(EDITOR'S NOTE: Faith Matters is a column written by the social concerns committee of the United Churches of Lycoming County. The monthly feature will include local faith-based comment on significant social issues facing us today. Letters reacting to the columns should be brief and clear and may be submitted to firstname.lastname@example.org. Opinions expressed in the columns are those of the writers and the social concerns committee, not necessarily the Sun-Gazette.)
We can simply state to begin, "But for the grace of God, any of us could be here." Who are we to meet at the door? And once we meet them what are we to do with them?
The alarming rate of men and women incarcerated in our country continues to increase daily. In Pennsylvania alone, 95,000 children have at least one incarcerated parent. Even as I write this article, about 2.3 million people are incarcerated in the United States, and 90 percent of them will be released back into our communities.

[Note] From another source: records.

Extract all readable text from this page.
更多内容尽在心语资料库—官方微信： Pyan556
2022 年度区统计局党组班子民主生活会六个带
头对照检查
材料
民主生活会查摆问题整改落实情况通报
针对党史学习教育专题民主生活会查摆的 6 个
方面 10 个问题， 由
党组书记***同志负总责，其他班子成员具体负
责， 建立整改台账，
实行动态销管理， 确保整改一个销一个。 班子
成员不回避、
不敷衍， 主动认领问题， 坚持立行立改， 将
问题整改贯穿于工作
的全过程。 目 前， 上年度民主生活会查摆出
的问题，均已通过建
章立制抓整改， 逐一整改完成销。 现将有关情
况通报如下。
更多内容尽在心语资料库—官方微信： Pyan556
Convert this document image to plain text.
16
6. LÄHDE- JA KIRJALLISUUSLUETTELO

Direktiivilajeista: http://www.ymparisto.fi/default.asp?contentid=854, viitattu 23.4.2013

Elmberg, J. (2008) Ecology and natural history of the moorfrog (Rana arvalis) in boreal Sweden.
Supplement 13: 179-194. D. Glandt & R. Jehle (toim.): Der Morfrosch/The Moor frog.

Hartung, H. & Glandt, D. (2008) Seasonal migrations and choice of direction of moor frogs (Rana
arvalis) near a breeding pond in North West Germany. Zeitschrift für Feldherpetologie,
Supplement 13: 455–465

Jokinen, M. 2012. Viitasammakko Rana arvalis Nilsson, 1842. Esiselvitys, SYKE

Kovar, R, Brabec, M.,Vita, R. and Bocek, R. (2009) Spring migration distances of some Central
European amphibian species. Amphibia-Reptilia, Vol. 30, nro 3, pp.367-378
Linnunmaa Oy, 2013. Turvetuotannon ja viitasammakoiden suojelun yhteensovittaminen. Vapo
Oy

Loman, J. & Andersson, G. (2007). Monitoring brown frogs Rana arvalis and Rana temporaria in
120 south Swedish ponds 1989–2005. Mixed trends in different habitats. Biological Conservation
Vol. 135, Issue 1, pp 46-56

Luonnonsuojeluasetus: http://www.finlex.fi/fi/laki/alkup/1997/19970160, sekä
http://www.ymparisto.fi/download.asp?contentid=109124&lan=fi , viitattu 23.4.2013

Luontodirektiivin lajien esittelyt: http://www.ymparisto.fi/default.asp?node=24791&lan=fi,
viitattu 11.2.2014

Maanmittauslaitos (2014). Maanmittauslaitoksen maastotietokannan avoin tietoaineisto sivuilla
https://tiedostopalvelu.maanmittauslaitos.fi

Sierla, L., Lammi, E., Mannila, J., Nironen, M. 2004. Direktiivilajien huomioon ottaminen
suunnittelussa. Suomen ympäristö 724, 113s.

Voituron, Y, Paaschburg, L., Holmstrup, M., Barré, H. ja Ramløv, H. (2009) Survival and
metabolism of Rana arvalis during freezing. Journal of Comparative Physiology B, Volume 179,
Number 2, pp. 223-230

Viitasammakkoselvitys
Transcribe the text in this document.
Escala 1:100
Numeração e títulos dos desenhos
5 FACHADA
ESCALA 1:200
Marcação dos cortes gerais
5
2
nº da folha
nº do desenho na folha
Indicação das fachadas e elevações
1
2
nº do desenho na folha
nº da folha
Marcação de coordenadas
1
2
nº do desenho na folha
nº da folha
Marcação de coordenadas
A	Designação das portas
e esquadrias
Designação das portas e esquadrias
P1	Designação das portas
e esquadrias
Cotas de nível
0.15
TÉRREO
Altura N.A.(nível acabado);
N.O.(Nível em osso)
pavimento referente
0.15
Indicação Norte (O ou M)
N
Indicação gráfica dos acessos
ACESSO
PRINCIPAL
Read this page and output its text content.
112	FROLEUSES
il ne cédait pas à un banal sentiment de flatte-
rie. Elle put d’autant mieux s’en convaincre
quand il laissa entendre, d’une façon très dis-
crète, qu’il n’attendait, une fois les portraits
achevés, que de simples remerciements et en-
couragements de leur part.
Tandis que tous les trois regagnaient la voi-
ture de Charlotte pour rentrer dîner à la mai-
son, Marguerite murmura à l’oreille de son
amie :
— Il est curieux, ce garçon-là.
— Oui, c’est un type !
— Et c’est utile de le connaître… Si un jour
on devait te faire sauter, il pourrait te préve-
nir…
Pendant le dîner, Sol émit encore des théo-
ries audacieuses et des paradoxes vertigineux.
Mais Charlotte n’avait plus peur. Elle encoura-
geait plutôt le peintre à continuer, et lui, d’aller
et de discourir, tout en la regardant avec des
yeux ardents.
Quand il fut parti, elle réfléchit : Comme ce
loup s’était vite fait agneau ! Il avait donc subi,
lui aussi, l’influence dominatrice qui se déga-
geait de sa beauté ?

For us, the community of faith, we are the ones who can make a difference, we are the ones who can step up first and "meet them at the door." This is simply not a nice suggestion, but rather our Father's heart. Even now, there may be those in your own family, church and social circles who come to mind. ... Begin right there. Are there ways to pray for them, visit with them, visit with their families and help to make a difference in their lives?
"But aren't these the same folks who 'preyed' on our communities, and now we are to pray for them?" you ask. Yes! It doesn't end there, though.
"For I was hungry and you gave me something to eat, I was thirsty and you gave me something to drink, I was a stranger and you invited me in, I needed clothes and you clothed me, I was sick and you looked after me, I was in prison and you came to visit me, and I got out and you helped me (italics mine)." Matthew 25:35-36.
"Meeting them at the door" does not mean we do not hold them accountable, but rather we love them by helping with structured guidelines. It means that we have helped listen to them and respect them as a person and we continue to reach out to them and their families (who by the way are sentenced with them).
Upon their release, we don't shun them or wish they would attend services elsewhere, but we welcome them into our congregations and help to establish healthy and safe relationships. We help to re-establish them as citizens of the community once again and network with others who may have the necessary tools to help.
Rome was not built in a day, and it takes a lot of time, patience, forgiveness and commitment; but the end result with God's help is that we have helped shape and transform lives even to generations to come.
Meeting them at the door is just not the job of the criminal justice system but the job of the community of faith - where our faith is put into action.
So, get involved, step out and help to "meet them at the door."
Whaley is the director of Yokefellow Prison Ministry, president of United Churches and member of CityChurch, Williamsport.